Wellness & Fitness

Sorry, no safe alcohol level in pregnancy


Alcohol during pregnancy. Expectant woman holding a glass of wine. PHOTO | COURTESY

During pregnancy, women usually endeavour to do everything possible to protect the unborn child from harm.

Those who take alcohol are often concerned about the impact that drinking can have on the unborn child.

On this matter, there are varied opinions. Some think drinking in moderation is okay while others advocate for avoiding it during this period.

A new study published in the American Journal of Obstetrics and Gynaecology sheds more light.

The study found that there is no safe level for alcohol consumption in pregnancy.

The findings of the research, which was conducted by the Vanderbilt University Medical Centre (VUMC) in the United States, showed that drinking alcohol — irrespective of the amount — increases the risk of miscarriage in expectant mothers.

Miscarriages happen when an unborn child dies before the twentieth week of pregnancy. For a majority of affected mothers, miscarriages usually occur during the first three months of pregnancy.

During the study, the researchers recruited women that were planning for a pregnancy and those who were already expectant (in the early stages).

These women were interviewed in the first trimester of their pregnancy about their alcohol use during a four-month window.

Through these mothers, the researchers sought to examine how the timing, amount and type of alcohol use relate to miscarriage risk before the twentieth week of pregnancy.

The results of the study showed that each week a woman consumes alcohol during the first five to 10 weeks of pregnancy is associated with an eight per cent increased risk of miscarriage.

It further revealed that the impact of alcohol use among expectant women rises through the ninth week of pregnancy.

This risk grows regardless of whether a woman reported having less than one drink or more than four each week.

The miscarriage risk caused by drinking was also found to be independent of the type of alcohol consumed and whether the woman had episodes of binge drinking.

Generally, most women tend to change their alcohol consumption patterns as soon as they get pregnant.

Some usually minimise the quantity or strength of alcoholic drinks consumed, even as others choose to refrain altogether.

Based on the findings of this new study, health experts note that it is best to avoid drinking during pregnancy to avert the adverse effects.

For best results, they recommend a cessation in alcohol use before conception or as couples plan to have babies.

This is because many women usually discover that they are pregnant once they miss their periods or after undergoing a pregnancy test. This may happen days or weeks after conception.

The affected women could thus be consuming alcohol while being oblivious of the fact that they already have a baby growing in their womb that can be adversely affected by the drinks.

Indeed, half of the 5,353 women included in the study reported that they used alcohol around the time that they conceived and during the first weeks of pregnancy.

Although 41 per cent of women who changed their alcohol use patterns did so within three days of a positive pregnancy test, those who stopped consumption near their missed period date had a 37 per cent greater risk of miscarriage compared to women who did not use alcohol.


"Abstaining from alcohol around conception or during pregnancy has long been advised for many reasons.
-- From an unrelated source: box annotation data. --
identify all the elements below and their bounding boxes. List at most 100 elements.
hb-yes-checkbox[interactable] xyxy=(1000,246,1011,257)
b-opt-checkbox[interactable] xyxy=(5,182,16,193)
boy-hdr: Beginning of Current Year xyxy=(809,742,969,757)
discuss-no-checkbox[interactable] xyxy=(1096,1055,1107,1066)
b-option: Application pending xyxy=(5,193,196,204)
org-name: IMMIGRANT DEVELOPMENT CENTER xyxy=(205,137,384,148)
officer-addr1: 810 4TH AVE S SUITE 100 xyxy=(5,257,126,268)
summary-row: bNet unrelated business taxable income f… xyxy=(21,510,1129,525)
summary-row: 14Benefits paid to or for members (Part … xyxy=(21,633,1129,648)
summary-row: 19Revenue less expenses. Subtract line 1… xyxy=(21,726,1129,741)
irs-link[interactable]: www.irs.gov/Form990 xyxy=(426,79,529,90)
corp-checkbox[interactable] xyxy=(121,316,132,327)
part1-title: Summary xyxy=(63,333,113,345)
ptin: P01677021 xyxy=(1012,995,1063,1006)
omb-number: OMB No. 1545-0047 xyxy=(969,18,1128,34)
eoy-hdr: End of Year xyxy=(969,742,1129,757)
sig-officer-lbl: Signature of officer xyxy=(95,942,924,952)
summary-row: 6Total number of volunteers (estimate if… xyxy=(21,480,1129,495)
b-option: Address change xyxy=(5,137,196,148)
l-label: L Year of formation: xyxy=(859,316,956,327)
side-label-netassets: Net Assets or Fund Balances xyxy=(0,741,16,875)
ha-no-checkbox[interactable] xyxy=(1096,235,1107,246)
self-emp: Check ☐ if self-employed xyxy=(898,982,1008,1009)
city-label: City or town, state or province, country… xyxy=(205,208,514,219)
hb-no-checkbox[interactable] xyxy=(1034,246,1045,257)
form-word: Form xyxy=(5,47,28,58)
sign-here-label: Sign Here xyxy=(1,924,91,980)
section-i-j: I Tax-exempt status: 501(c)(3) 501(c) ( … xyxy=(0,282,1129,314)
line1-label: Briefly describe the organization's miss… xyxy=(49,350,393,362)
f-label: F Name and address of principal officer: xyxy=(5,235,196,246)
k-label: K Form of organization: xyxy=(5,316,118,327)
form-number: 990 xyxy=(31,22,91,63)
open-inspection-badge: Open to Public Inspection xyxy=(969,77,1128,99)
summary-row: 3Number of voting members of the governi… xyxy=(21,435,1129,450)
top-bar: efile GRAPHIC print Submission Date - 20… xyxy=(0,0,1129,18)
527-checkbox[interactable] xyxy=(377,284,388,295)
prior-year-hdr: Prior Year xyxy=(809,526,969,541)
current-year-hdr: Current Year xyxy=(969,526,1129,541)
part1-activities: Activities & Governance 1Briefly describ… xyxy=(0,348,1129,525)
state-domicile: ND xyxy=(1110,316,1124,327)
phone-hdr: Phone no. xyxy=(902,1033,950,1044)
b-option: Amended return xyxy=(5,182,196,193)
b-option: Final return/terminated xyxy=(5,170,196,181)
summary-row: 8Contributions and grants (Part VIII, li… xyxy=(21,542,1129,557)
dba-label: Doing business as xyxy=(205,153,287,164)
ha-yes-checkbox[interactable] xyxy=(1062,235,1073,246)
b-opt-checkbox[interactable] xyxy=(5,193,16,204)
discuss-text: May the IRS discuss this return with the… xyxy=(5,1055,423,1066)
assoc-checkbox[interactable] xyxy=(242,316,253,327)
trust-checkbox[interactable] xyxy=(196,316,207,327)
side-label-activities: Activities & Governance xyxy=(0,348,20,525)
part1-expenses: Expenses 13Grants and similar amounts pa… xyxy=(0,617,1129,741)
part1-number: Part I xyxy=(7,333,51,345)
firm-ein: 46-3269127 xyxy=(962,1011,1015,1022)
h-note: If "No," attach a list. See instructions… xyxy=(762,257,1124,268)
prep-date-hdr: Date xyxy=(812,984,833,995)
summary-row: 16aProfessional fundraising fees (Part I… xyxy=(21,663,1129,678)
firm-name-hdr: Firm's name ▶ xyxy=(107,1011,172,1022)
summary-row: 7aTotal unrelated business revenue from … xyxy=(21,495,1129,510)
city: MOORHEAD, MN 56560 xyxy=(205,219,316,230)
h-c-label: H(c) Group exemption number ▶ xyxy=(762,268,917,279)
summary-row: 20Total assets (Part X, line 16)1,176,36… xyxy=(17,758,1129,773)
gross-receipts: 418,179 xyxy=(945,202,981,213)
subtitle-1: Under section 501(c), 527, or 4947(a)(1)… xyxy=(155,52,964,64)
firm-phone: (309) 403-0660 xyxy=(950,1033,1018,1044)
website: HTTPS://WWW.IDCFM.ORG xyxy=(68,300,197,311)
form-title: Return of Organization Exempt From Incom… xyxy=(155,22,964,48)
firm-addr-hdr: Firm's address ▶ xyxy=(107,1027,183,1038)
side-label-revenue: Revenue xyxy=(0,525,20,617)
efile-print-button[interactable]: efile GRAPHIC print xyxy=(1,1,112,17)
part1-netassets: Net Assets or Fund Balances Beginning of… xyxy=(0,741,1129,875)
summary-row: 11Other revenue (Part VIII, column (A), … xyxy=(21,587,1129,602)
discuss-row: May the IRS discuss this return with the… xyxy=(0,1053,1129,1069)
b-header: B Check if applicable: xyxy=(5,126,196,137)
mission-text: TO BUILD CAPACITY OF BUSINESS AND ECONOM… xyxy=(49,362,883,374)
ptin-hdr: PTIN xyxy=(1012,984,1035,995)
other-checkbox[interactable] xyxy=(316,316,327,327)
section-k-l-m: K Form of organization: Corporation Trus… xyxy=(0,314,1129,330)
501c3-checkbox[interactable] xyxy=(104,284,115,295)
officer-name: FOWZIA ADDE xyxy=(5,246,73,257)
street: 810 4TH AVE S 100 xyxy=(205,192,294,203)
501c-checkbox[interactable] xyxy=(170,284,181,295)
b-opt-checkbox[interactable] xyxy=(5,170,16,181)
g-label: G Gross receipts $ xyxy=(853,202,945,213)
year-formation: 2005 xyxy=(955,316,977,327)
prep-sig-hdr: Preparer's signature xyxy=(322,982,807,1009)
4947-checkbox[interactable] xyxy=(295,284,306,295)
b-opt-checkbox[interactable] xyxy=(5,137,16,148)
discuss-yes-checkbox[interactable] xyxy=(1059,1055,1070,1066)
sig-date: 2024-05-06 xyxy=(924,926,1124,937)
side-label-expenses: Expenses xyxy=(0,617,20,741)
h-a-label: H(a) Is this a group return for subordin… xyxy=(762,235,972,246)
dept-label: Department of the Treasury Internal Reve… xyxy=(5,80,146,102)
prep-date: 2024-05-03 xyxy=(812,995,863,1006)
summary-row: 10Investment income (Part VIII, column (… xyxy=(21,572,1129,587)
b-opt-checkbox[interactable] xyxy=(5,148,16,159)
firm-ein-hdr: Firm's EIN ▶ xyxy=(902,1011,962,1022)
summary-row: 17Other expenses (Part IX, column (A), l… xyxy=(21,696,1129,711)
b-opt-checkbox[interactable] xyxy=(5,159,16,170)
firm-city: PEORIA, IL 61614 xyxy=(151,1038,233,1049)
Nonetheless, modest levels of consumption are often seen as likely to be safe. For this reason, our findings are alarming. Levels of alcohol use that women or some care providers may believe to be responsible are harmful. As such, no amount can be suggested as safe regarding pregnancy loss," said Dr Katherine Hartmann, the vice president for Research Integration at VUMC and principal investigator for the study.

Whereas most women successfully carry their pregnancies to term, about 10 to 20 per cent usually suffer from miscarriages.

For these mothers, feelings of immense grief and emotional turmoil are common. and can take a toll on those affected.


Biologically, little is known about how alcohol causes harm during early pregnancy. However, it is believed that alcohol may increase miscarriage risk by interfering with body hormone patterns and the proper implantation of the embryo to the womb. It may also cause undue stress to the growing baby, leading to pregnancy failures.

Health experts say alcohol in the mother's blood usually passes to the baby through the umbilical cord.

Aside from miscarriages, taking alcohol during pregnancy can also lead to stillbirths and a range of lifelong physical, behavioural and intellectual disabilities. These conditions are known as foetal alcohol spectrum disorders (FASDs).